Direction ensuite Cala Gonone, dans la province de Nuoro (tiens, encore un « o », pas de doute, c’est l’Italie) où nous prenons nos quartiers dans une luxueuse et coquette villa orangée (je confirme les propos du compte rendu de 2015 : les vieux briscards himalayens s’embourgeoisent indéniablement et les soi-disant expéditions où l’on dort des semaines durant parmi les cailloux ne sont à mon avis qu’une légende). C’est le lendemain, au pied des dalles couchées de Margheddie et sous un soleil de plomb, que débute réellement le séjour. La main posée sur la paroi brûlante et le regard tourné vers le sommet, je découvre avec appréhension et admiration la matière qu’il va falloir apprivoiser. Sous le regard bienveillant de mes mentors et leurs innombrables « ça va toi ? », je m’encorde et réalise avec application mes premières gammes sur ce crépi hyper abrasif parfois aussi tranchant qu’une lame de rasoir. A l’image de la jolie publicité Bevila Sarda* vantant l’eau minérale locale, je bois littéralement ce calcaire exceptionnel où les gouttes d’eau correspondent en réalité à de petites prises résultant d’un long et curieux processus d’érosion de l’eau sur la roche. Fatalement, certaines de mes expressions amusent mes compagnons. Il faut reconnaître que, sorties de leur contexte, certaines peuvent paraître tendancieuses : j’ai mal aux plantes (ndlr, de pieds !), c’est bon tu me prends ? Oui, quand tu veux (!?), cette 5c m’a déclenchée les coquelicots (comprenne qui pourra…) ou encore la désormais célèbre j’ai pété la rondelle (de mon mousqueton à vis, bande de fripons !).

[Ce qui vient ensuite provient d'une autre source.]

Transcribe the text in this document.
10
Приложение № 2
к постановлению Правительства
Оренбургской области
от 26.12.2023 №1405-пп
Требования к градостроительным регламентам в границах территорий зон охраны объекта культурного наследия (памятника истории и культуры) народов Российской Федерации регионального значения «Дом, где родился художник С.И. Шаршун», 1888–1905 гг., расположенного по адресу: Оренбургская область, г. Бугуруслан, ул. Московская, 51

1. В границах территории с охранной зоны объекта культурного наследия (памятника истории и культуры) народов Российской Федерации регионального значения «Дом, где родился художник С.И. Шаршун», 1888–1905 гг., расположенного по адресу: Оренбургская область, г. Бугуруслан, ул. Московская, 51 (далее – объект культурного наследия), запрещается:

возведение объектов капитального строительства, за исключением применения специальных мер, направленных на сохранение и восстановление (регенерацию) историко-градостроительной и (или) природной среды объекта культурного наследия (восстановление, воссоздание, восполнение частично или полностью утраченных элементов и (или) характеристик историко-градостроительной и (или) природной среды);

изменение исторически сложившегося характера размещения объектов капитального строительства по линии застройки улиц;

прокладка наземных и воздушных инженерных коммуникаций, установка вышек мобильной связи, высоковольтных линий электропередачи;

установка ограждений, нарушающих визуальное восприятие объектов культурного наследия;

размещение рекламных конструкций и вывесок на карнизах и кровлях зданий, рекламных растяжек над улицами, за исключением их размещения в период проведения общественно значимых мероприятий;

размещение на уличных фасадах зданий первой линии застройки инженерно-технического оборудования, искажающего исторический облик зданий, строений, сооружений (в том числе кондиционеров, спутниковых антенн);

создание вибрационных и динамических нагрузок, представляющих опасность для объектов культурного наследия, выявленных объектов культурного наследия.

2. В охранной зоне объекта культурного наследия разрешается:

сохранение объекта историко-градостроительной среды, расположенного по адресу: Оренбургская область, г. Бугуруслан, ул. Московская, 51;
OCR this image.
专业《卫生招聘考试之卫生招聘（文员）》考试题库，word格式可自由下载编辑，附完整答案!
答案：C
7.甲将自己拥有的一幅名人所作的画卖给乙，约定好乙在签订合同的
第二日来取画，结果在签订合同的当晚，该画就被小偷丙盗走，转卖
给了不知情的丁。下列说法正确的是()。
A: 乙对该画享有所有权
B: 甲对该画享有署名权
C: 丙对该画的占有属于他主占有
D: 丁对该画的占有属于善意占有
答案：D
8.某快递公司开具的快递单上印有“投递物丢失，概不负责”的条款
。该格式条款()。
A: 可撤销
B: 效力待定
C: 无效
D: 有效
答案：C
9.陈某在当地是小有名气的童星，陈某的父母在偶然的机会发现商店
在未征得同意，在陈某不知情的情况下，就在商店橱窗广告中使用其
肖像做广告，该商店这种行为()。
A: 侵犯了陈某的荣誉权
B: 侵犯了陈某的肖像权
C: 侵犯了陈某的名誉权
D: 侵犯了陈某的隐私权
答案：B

Les jours se succèdent et ne se ressemblent pas, chacun d’eux s’apparentant à un voyage dans le voyage. L’escalade en reste toutefois le fil conducteur, des trèèès magnifiques couennes situées au dessus de la plage de galets noir et blanc de Cala Fuili, en passant par celles de l’imposant amphithéâtre de La Poltrona ou du plus intimiste Budinetto où je passerai mon premier 6a. Fruit du hasard ou non, mon coup de cœur est néanmoins allé à la très esthétique « Geco in Calore », une superbe voie en 5c en apparence lisse que je me régalerai à répéter plusieurs fois. Bref, qu’il soit grimpeur débutant ou confirmé, en quête de performance ou simplement de plaisir, chacun de nous trouvera ce qu’il était venu chercher.
Et pour certains, peut-être même un peu plus… Laurie M
* Boire la Sardaigne.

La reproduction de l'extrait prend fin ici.